The video, as it is shown in the third re-write is timed at 7:45, of which it can be cut down to 4:15 for TV play.

“The intro lead in is non-negotiable,” said lead guitarist John Eaton.”That stays and we are all 100% on board with that. It is a brilliant lead in, that is all I am allowed to say. This is going to set the bar for modern video making the way Bowie did with “Blue Jean back in 86′. Just a little edgier and the girls will be much better looking.”

“I haven’t seen the fourth draft yet, but I sent in my recommendations,” added lead bassist Pat Burke. “OK, I can see some people getting a bit unnerved with the scene behind the 7-11, but as far as the taxi cab shoot and the rest of it, well it seems pretty straight up rock and roll if you ask me. I really can’t see the issues with some of this. People are going to just have to deal with it.”

“We’re shooting a video? Are you sure? When is this happening?” asked Tommy Gunn. “Nobody told me anything about this. No one ever tells me anything. Does Tommy Craig know about this?”
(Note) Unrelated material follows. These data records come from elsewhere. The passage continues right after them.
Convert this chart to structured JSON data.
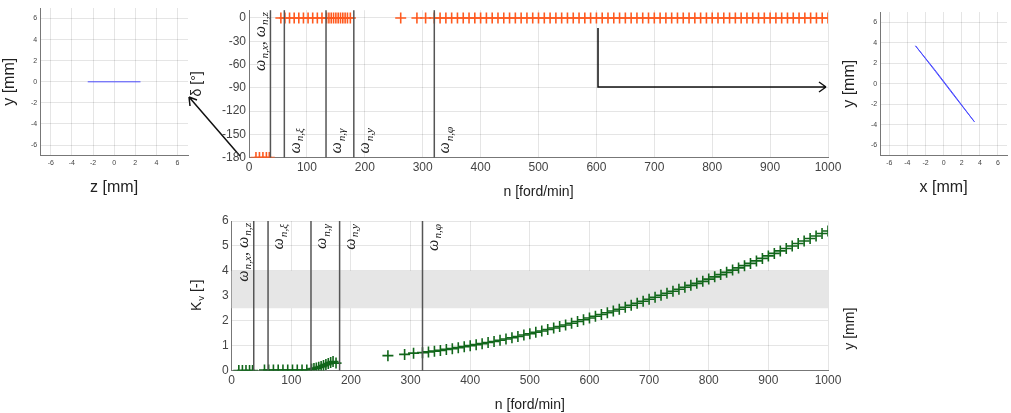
{
  "chart_data": [
    {
      "type": "line",
      "xlabel": "z [mm]",
      "ylabel": "y [mm]",
      "xlim": [
        -7,
        7
      ],
      "ylim": [
        -7,
        7
      ],
      "xticks": [
        -6,
        -4,
        -2,
        0,
        2,
        4,
        6
      ],
      "yticks": [
        -6,
        -4,
        -2,
        0,
        2,
        4,
        6
      ],
      "grid": true,
      "marker": "none",
      "line_style": "solid",
      "series": [
        {
          "color": "#4d4dff",
          "x": [
            -2.5,
            0,
            2.5
          ],
          "values": [
            0,
            0,
            0
          ]
        }
      ]
    },
    {
      "type": "scatter",
      "xlabel": "n [ford/min]",
      "ylabel": "δ [°]",
      "xlim": [
        0,
        1000
      ],
      "ylim": [
        -180,
        10
      ],
      "xticks": [
        0,
        100,
        200,
        300,
        400,
        500,
        600,
        700,
        800,
        900,
        1000
      ],
      "yticks": [
        0,
        -30,
        -60,
        -90,
        -120,
        -150,
        -180
      ],
      "grid": true,
      "marker": "cross",
      "ref_lines": [
        {
          "axis": "x",
          "value": 37,
          "label": "ω$_{n,x}$, ω$_{n,z}$",
          "color": "#555555"
        },
        {
          "axis": "x",
          "value": 61,
          "label": "ω$_{n,ξ}$",
          "color": "#555555"
        },
        {
          "axis": "x",
          "value": 133,
          "label": "ω$_{n,γ}$",
          "color": "#555555"
        },
        {
          "axis": "x",
          "value": 181,
          "label": "ω$_{n,y}$",
          "color": "#555555"
        },
        {
          "axis": "x",
          "value": 320,
          "label": "ω$_{n,φ}$",
          "color": "#555555"
        }
      ],
      "series": [
        {
          "color": "#ff5a1f",
          "x": [
            12,
            18,
            24,
            30,
            35,
            55,
            62,
            70,
            78,
            86,
            94,
            102,
            110,
            118,
            126,
            134,
            138,
            142,
            146,
            150,
            154,
            158,
            162,
            166,
            170,
            175,
            262,
            290,
            305,
            320,
            330,
            340,
            350,
            360,
            370,
            380,
            390,
            400,
            410,
            420,
            430,
            440,
            450,
            460,
            470,
            480,
            490,
            500,
            510,
            520,
            530,
            540,
            550,
            560,
            570,
            580,
            590,
            600,
            610,
            620,
            630,
            640,
            650,
            660,
            670,
            680,
            690,
            700,
            710,
            720,
            730,
            740,
            750,
            760,
            770,
            780,
            790,
            800,
            810,
            820,
            830,
            840,
            850,
            860,
            870,
            880,
            890,
            900,
            910,
            920,
            930,
            940,
            950,
            960,
            970,
            980,
            990,
            1000
          ],
          "values": [
            -180,
            -180,
            -180,
            -180,
            -180,
            0,
            0,
            0,
            0,
            0,
            0,
            0,
            0,
            0,
            0,
            0,
            0,
            0,
            0,
            0,
            0,
            0,
            0,
            0,
            0,
            0,
            0,
            0,
            0,
            0,
            0,
            0,
            0,
            0,
            0,
            0,
            0,
            0,
            0,
            0,
            0,
            0,
            0,
            0,
            0,
            0,
            0,
            0,
            0,
            0,
            0,
            0,
            0,
            0,
            0,
            0,
            0,
            0,
            0,
            0,
            0,
            0,
            0,
            0,
            0,
            0,
            0,
            0,
            0,
            0,
            0,
            0,
            0,
            0,
            0,
            0,
            0,
            0,
            0,
            0,
            0,
            0,
            0,
            0,
            0,
            0,
            0,
            0,
            0,
            0,
            0,
            0,
            0,
            0,
            0,
            0,
            0,
            0
          ]
        }
      ]
    },
    {
      "type": "line",
      "xlabel": "x [mm]",
      "ylabel": "y [mm]",
      "xlim": [
        -7,
        7
      ],
      "ylim": [
        -7,
        7
      ],
      "xticks": [
        -6,
        -4,
        -2,
        0,
        2,
        4,
        6
      ],
      "yticks": [
        -6,
        -4,
        -2,
        0,
        2,
        4,
        6
      ],
      "grid": true,
      "marker": "none",
      "line_style": "solid",
      "series": [
        {
          "color": "#4d4dff",
          "x": [
            -3.1,
            -1,
            1,
            3.4
          ],
          "values": [
            3.7,
            1.4,
            -0.9,
            -3.7
          ]
        },
        {
          "color": "#4d4dff",
          "x": [
            3.4,
            1.1,
            -0.9,
            -3.1
          ],
          "values": [
            -3.7,
            -1.1,
            1.2,
            3.7
          ]
        }
      ]
    },
    {
      "type": "scatter",
      "xlabel": "n [ford/min]",
      "ylabel": "K$_{v}$ [-]",
      "xlim": [
        0,
        1000
      ],
      "ylim": [
        0,
        6
      ],
      "xticks": [
        0,
        100,
        200,
        300,
        400,
        500,
        600,
        700,
        800,
        900,
        1000
      ],
      "yticks": [
        0,
        1,
        2,
        3,
        4,
        5,
        6
      ],
      "grid": true,
      "marker": "cross",
      "annotations": [
        "y [mm]"
      ],
      "bands": [
        {
          "axis": "y",
          "from": 2.5,
          "to": 4,
          "color": "#e6e6e6"
        }
      ],
      "ref_lines": [
        {
          "axis": "x",
          "value": 37,
          "label": "ω$_{n,x}$, ω$_{n,z}$",
          "color": "#555555"
        },
        {
          "axis": "x",
          "value": 61,
          "label": "ω$_{n,ξ}$",
          "color": "#555555"
        },
        {
          "axis": "x",
          "value": 133,
          "label": "ω$_{n,γ}$",
          "color": "#555555"
        },
        {
          "axis": "x",
          "value": 181,
          "label": "ω$_{n,y}$",
          "color": "#555555"
        },
        {
          "axis": "x",
          "value": 320,
          "label": "ω$_{n,φ}$",
          "color": "#555555"
        }
      ],
      "series": [
        {
          "color": "#11661a",
          "x": [
            12,
            18,
            24,
            30,
            35,
            55,
            62,
            70,
            78,
            86,
            94,
            102,
            110,
            118,
            126,
            134,
            138,
            142,
            146,
            150,
            154,
            158,
            162,
            166,
            170,
            175,
            262,
            290,
            305,
            320,
            330,
            340,
            350,
            360,
            370,
            380,
            390,
            400,
            410,
            420,
            430,
            440,
            450,
            460,
            470,
            480,
            490,
            500,
            510,
            520,
            530,
            540,
            550,
            560,
            570,
            580,
            590,
            600,
            610,
            620,
            630,
            640,
            650,
            660,
            670,
            680,
            690,
            700,
            710,
            720,
            730,
            740,
            750,
            760,
            770,
            780,
            790,
            800,
            810,
            820,
            830,
            840,
            850,
            860,
            870,
            880,
            890,
            900,
            910,
            920,
            930,
            940,
            950,
            960,
            970,
            980,
            990,
            1000
          ],
          "values": [
            0,
            0,
            0,
            0,
            0,
            0.02,
            0.02,
            0.02,
            0.02,
            0.02,
            0.02,
            0.02,
            0.02,
            0.02,
            0.02,
            0.06,
            0.08,
            0.1,
            0.13,
            0.16,
            0.2,
            0.24,
            0.28,
            0.32,
            0.36,
            0.3,
            0.6,
            0.65,
            0.7,
            0.72,
            0.75,
            0.78,
            0.81,
            0.85,
            0.88,
            0.92,
            0.96,
            1.0,
            1.04,
            1.08,
            1.13,
            1.17,
            1.22,
            1.27,
            1.32,
            1.37,
            1.43,
            1.48,
            1.54,
            1.59,
            1.65,
            1.71,
            1.77,
            1.83,
            1.9,
            1.97,
            2.04,
            2.11,
            2.18,
            2.25,
            2.32,
            2.39,
            2.46,
            2.54,
            2.62,
            2.7,
            2.78,
            2.86,
            2.94,
            3.02,
            3.1,
            3.18,
            3.26,
            3.34,
            3.42,
            3.5,
            3.58,
            3.67,
            3.76,
            3.85,
            3.94,
            4.03,
            4.12,
            4.21,
            4.3,
            4.4,
            4.5,
            4.6,
            4.7,
            4.8,
            4.9,
            5.0,
            5.1,
            5.2,
            5.3,
            5.4,
            5.5,
            5.6
          ]
        }
      ]
    }
  ]
}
Bruning and Martindale Shoot Scene for ‘Skum Rocks!’

On Saturday morning the ‘Skum Rocks!’ film crew headed over to Miami Beach for the shooting of a hilarious scene for the upcoming the movie ‘Skum Rocks!’. The scene entails two members of the band’s entourage that are caught abusing their power of access granted by the band, to get young girls. What else is new?
The band’s tour manager, Steve Martindale, was in bed wearing his colorfully printed boxers totally mesmerized by Errabella Victoria’s sexy attire. “They told me I would be with someone hot, and they weren’t kidding. It’s just like the old days with these guys, never a shortage of beautiful women. I hope we tour again.” But sparkling sequenced bras and tight black miniskirts were not the only highlight of the day, witnessing Victoria jolt across the room in 6 inch heels as Martindale chased after her to no avail, was quite an experience.
“[It was a] great shoot with the guys. This film is over the top, I can’t wait to see this. ” Errabella further explained her past experiences running in heels, saying “its not easy.”
If this didn’t already have you bursting into laughter, Walter Bruning and Tiffany Hayden’s simultaneous and morally questionable emersion from the bathroom in scanty attire would surely have you in tears.
Hayden said she “[absolutely] loved it. Being a part of this is totally cool.” Her cheetah print corset and matching heels had the whole crew salivating, “The shoot went well, Errabella and Tiffany looked hot as hell, and Walter is the best” said Erix Mercedes, camera man and editor.
The shoot was a definite success and Bruning’s words summarized the day perfectly, “I loved the ladies, and this was all about them. Its always about them.”